La ricorrenza
30.09.2025 - 14:00
Era il 29 settembre 1975 quando il tranquillo paesaggio della costa pontina fu scosso da un evento che avrebbe segnato indelebilmente la storia della provincia di Latina e dell’Italia intera. Due giovani romane, Rosaria Lopez e Donatella Colasanti, furono attirate con l’inganno nella villa di San Felice Circeo, proprietà di una famiglia benestante e già nota per la frequentazione di giovani appartenenti all’alta borghesia locale. Quella che iniziò come una serata apparentemente innocua si trasformò presto in un incubo che nessuno avrebbe potuto prevedere.
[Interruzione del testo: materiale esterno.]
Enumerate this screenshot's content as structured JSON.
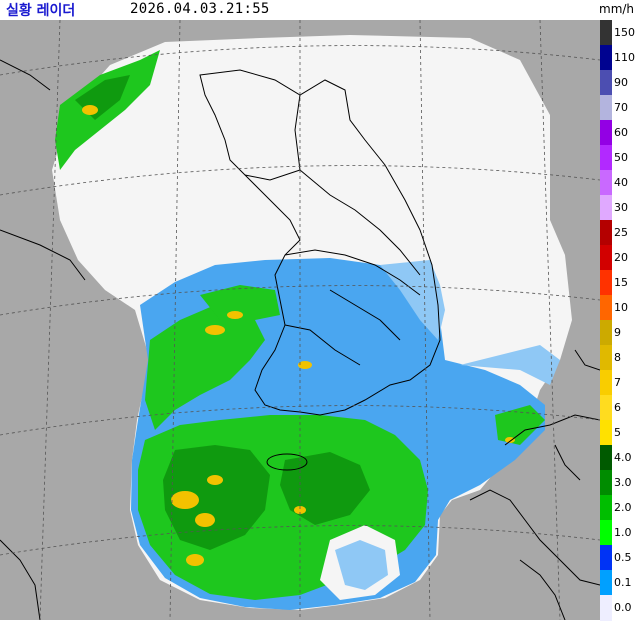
{
  "header": {
    "title": "실황 레이더",
    "timestamp": "2026.04.03.21:55",
    "unit": "mm/h"
  },
  "legend": {
    "items": [
      {
        "label": "150",
        "color": "#333333"
      },
      {
        "label": "110",
        "color": "#000390"
      },
      {
        "label": "90",
        "color": "#4c4eb1"
      },
      {
        "label": "70",
        "color": "#b3b4de"
      },
      {
        "label": "60",
        "color": "#9300e4"
      },
      {
        "label": "50",
        "color": "#b229ff"
      },
      {
        "label": "40",
        "color": "#c969ff"
      },
      {
        "label": "30",
        "color": "#e0a9ff"
      },
      {
        "label": "25",
        "color": "#b40000"
      },
      {
        "label": "20",
        "color": "#d20000"
      },
      {
        "label": "15",
        "color": "#ff3200"
      },
      {
        "label": "10",
        "color": "#ff6600"
      },
      {
        "label": "9",
        "color": "#ccaa00"
      },
      {
        "label": "8",
        "color": "#e0b900"
      },
      {
        "label": "7",
        "color": "#f9cd00"
      },
      {
        "label": "6",
        "color": "#ffdc1f"
      },
      {
        "label": "5",
        "color": "#ffe100"
      },
      {
        "label": "4.0",
        "color": "#005a00"
      },
      {
        "label": "3.0",
        "color": "#008c00"
      },
      {
        "label": "2.0",
        "color": "#00be00"
      },
      {
        "label": "1.0",
        "color": "#00ff00"
      },
      {
        "label": "0.5",
        "color": "#0033f5"
      },
      {
        "label": "0.1",
        "color": "#00a0ff"
      },
      {
        "label": "0.0",
        "color": "#eeeeff"
      }
    ]
  },
  "colors": {
    "background_gray": "#a8a8a8",
    "no_rain": "#f5f5f5",
    "light_blue": "#4aa6f0",
    "mid_blue": "#2a7ee0",
    "green": "#1ec71e",
    "dark_green": "#0f9a0f",
    "yellow": "#f2c200",
    "coast_line": "#000000",
    "grid_line": "#555555"
  }
}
All’interno della villa, le due ragazze furono vittime di torture fisiche e psicologiche: violenze sessuali, sevizie e una brutalità inaudita che culminò con la morte di Rosaria Lopez. Donatella Colasanti riuscì a sopravvivere, fingendosi morta, e la sua testimonianza fu cruciale per ricostruire la dinamica di quei tragici eventi. Il terrore, la disperazione e la ferocia con cui furono trattate rimangono scolpiti nella memoria collettiva, non solo della provincia di Latina, ma di tutta l’Italia.
Gli autori di quella carneficina erano tre giovani: Angelo Izzo, Gianni Guido e Andrea Ghira. Tutti provenienti da famiglie agiate, avevano già mostrato comportamenti violenti e criminali. Le indagini e il processo furono lunghi e complessi, con il pubblico italiano che seguiva attonito ogni sviluppo. Izzo e Guido furono condannati all’ergastolo, mentre Andrea Ghira, inizialmente latitante, fu condannato in contumacia e poi morto in Spagna negli anni ’90. Le condanne, pur non cancellando l’orrore, rappresentarono un primo passo verso la giustizia.
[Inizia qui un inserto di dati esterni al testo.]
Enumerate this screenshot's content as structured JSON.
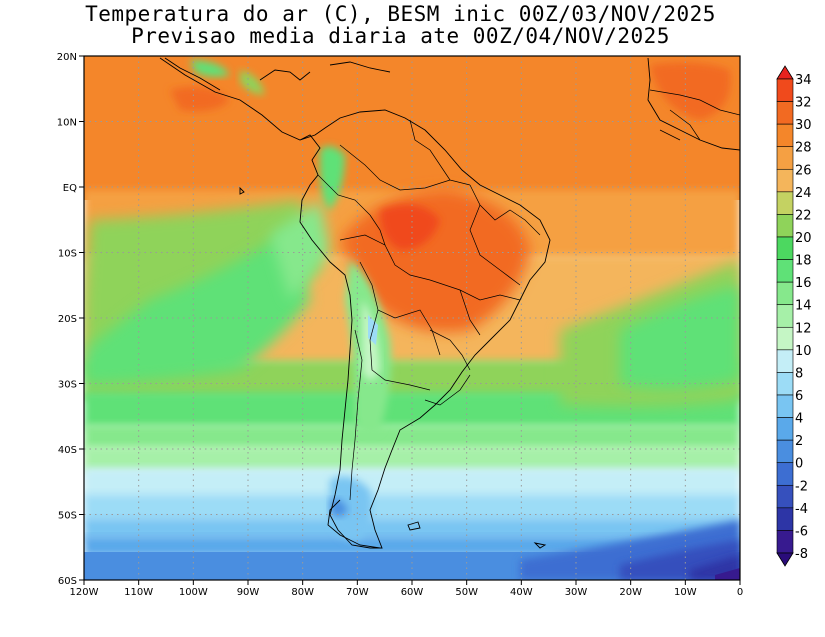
{
  "title": {
    "line1": "Temperatura do ar (C), BESM inic 00Z/03/NOV/2025",
    "line2": "Previsao media diaria ate 00Z/04/NOV/2025"
  },
  "map": {
    "lat_labels": [
      "20N",
      "10N",
      "EQ",
      "10S",
      "20S",
      "30S",
      "40S",
      "50S",
      "60S"
    ],
    "lon_labels": [
      "120W",
      "110W",
      "100W",
      "90W",
      "80W",
      "70W",
      "60W",
      "50W",
      "40W",
      "30W",
      "20W",
      "10W",
      "0"
    ],
    "lat_values": [
      20,
      10,
      0,
      -10,
      -20,
      -30,
      -40,
      -50,
      -60
    ],
    "lon_values": [
      -120,
      -110,
      -100,
      -90,
      -80,
      -70,
      -60,
      -50,
      -40,
      -30,
      -20,
      -10,
      0
    ],
    "lon_range": [
      -120,
      0
    ],
    "lat_range": [
      -60,
      20
    ],
    "grid": "dotted"
  },
  "colorbar": {
    "labels": [
      "34",
      "32",
      "30",
      "28",
      "26",
      "24",
      "22",
      "20",
      "18",
      "16",
      "14",
      "12",
      "10",
      "8",
      "6",
      "4",
      "2",
      "0",
      "-2",
      "-4",
      "-6",
      "-8"
    ],
    "colors": [
      "#e8231e",
      "#f04a1c",
      "#f26a22",
      "#f4862a",
      "#f5a043",
      "#f4b55b",
      "#c4d262",
      "#8fd35a",
      "#4cd860",
      "#5fe177",
      "#86e88c",
      "#a6f0a8",
      "#c5f6c5",
      "#c4eef7",
      "#9cdcf6",
      "#79c5f2",
      "#5aa9ea",
      "#4a8ee0",
      "#3d6ed2",
      "#3650bd",
      "#2d35a6",
      "#371a8f",
      "#2a0c7a"
    ]
  }
}
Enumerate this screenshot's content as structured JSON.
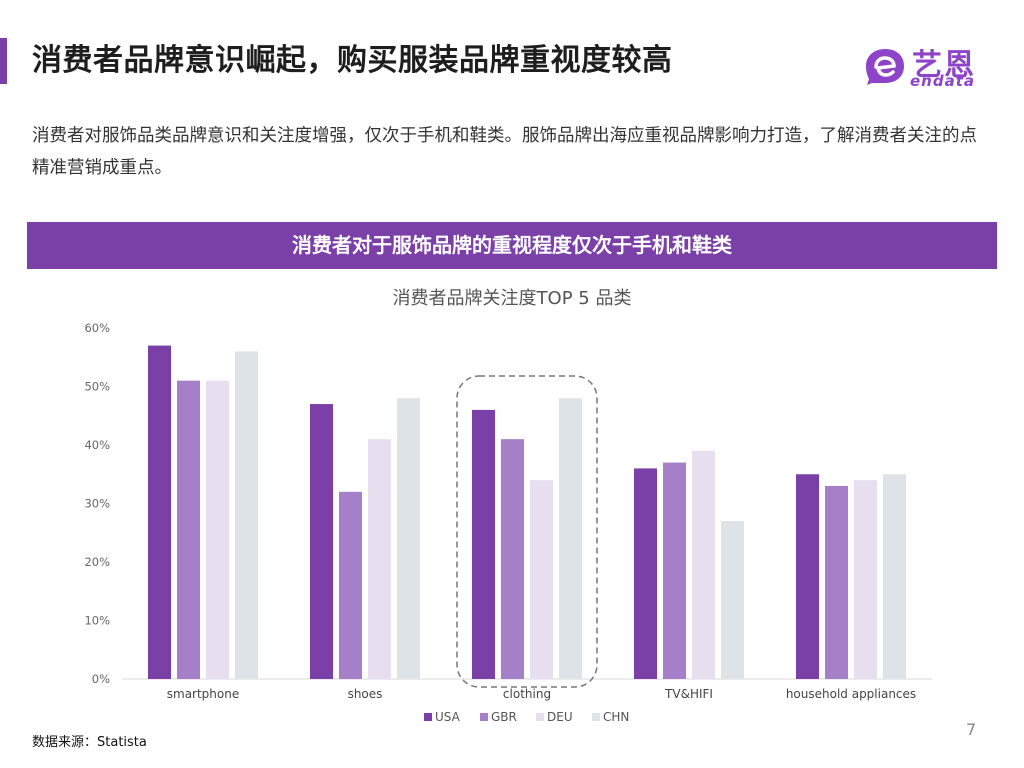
{
  "header": {
    "title": "消费者品牌意识崛起，购买服装品牌重视度较高",
    "accent_color": "#7b3fa8"
  },
  "logo": {
    "name_cn": "艺恩",
    "name_en": "endata",
    "color": "#8e44c8"
  },
  "intro": "消费者对服饰品类品牌意识和关注度增强，仅次于手机和鞋类。服饰品牌出海应重视品牌影响力打造，了解消费者关注的点精准营销成重点。",
  "banner": {
    "text": "消费者对于服饰品牌的重视程度仅次于手机和鞋类",
    "color": "#7b3fa8"
  },
  "chart_data": {
    "type": "bar",
    "title": "消费者品牌关注度TOP 5 品类",
    "xlabel": "",
    "ylabel": "",
    "categories": [
      "smartphone",
      "shoes",
      "clothing",
      "TV&HIFI",
      "household appliances"
    ],
    "series": [
      {
        "name": "USA",
        "values": [
          57,
          47,
          46,
          36,
          35
        ],
        "color": "#7b3fa8"
      },
      {
        "name": "GBR",
        "values": [
          51,
          32,
          41,
          37,
          33
        ],
        "color": "#a57fc8"
      },
      {
        "name": "DEU",
        "values": [
          51,
          41,
          34,
          39,
          34
        ],
        "color": "#e7dff0"
      },
      {
        "name": "CHN",
        "values": [
          56,
          48,
          48,
          27,
          35
        ],
        "color": "#dde3e6"
      }
    ],
    "ylim": [
      0,
      60
    ],
    "yticks": [
      0,
      10,
      20,
      30,
      40,
      50,
      60
    ],
    "ytick_labels": [
      "0%",
      "10%",
      "20%",
      "30%",
      "40%",
      "50%",
      "60%"
    ],
    "grid": false,
    "legend_position": "bottom",
    "highlighted_category": "clothing"
  },
  "footer": {
    "source": "数据来源：Statista",
    "page_number": "7"
  }
}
Il massacro del Circeo segnò anche un momento di riflessione per l’Italia. Tre giovani di buona famiglia avevano compiuto un crimine efferato, mettendo a confronto la società con le disuguaglianze, i privilegi e le debolezze del sistema giudiziario. Fu un evento che aprì un dibattito nazionale sulla violenza sessuale, sulle politiche di prevenzione e sul ruolo dello Stato nella tutela delle vittime. Ancora oggi, a cinquant’anni di distanza, la vicenda è un monito potente sulla necessità di combattere la violenza sulle donne, anche nel nostro territorio.
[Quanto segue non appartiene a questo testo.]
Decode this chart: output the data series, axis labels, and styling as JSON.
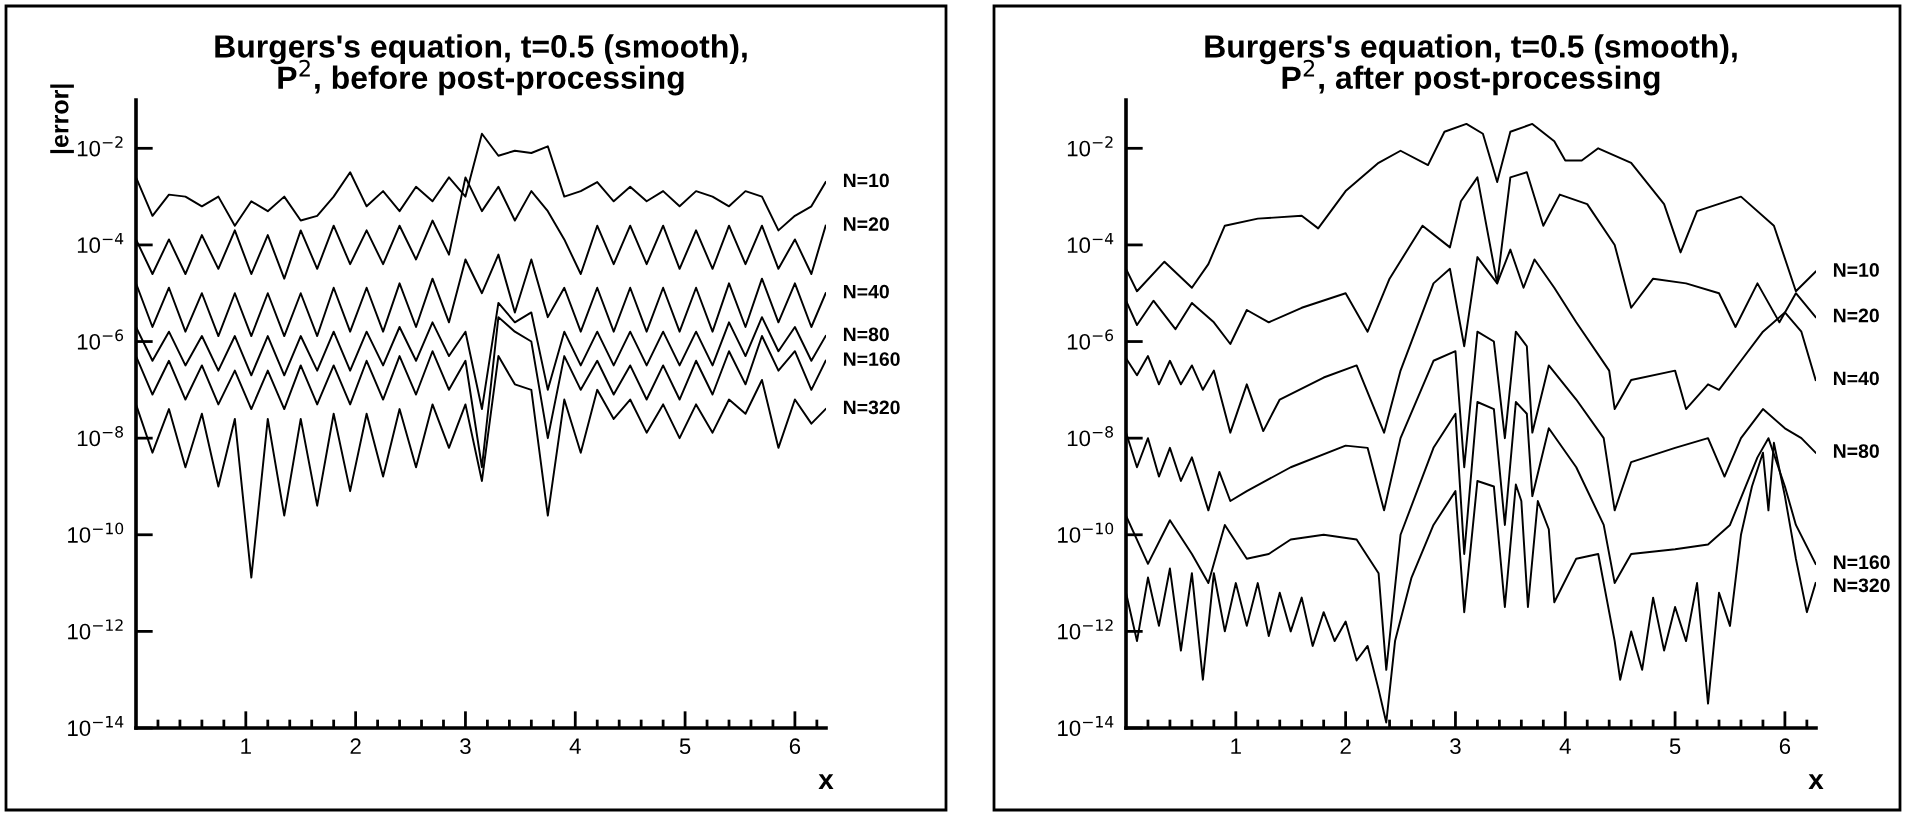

Il legame con la provincia di Latina è indissolubile: il massacro avvenne a pochi chilometri dalla città, e il contesto locale contribuì a rendere la vicenda ancor più drammatica agli occhi dell’opinione pubblica. Negli anni successivi, numerose iniziative educative e culturali hanno cercato di mantenere viva la memoria di quell’evento, puntando sulla sensibilizzazione delle giovani generazioni e sull’educazione al rispetto reciproco.
Oggi, il 50° anniversario serve anche a riflettere sul fatto che la violenza di genere è ancora un problema concreto e urgente. Secondo dati recenti, nella provincia di Latina si registrano ogni anno centinaia di casi di violenze domestiche, abusi e stalking. La memoria di Rosaria e Donatella diventa così uno strumento per sensibilizzare, per ricordare che la prevenzione, l’educazione e le politiche di protezione delle donne sono più necessarie che mai.
In provincia di Latina, associazioni e istituzioni hanno attivato centri antiviolenza, sportelli di ascolto e progetti di formazione nelle scuole, con l’obiettivo di costruire una cultura del rispetto. Ma il percorso è ancora lungo: il messaggio che arriva dal massacro del Circeo è chiaro e doloroso, ma anche educativo: non possiamo abbassare la guardia, e la memoria storica deve guidare le azioni future.
Il 50° anniversario non è solo un ricordo di dolore, ma un’occasione per rinnovare l’impegno civile. Significa sostenere le vittime, educare le nuove generazioni, garantire sicurezza e prevenzione. Significa trasformare la memoria in azione, affinché il sacrificio di Rosaria Lopez e il coraggio di Donatella Colasanti diventino la base su cui costruire un futuro più sicuro e consapevole.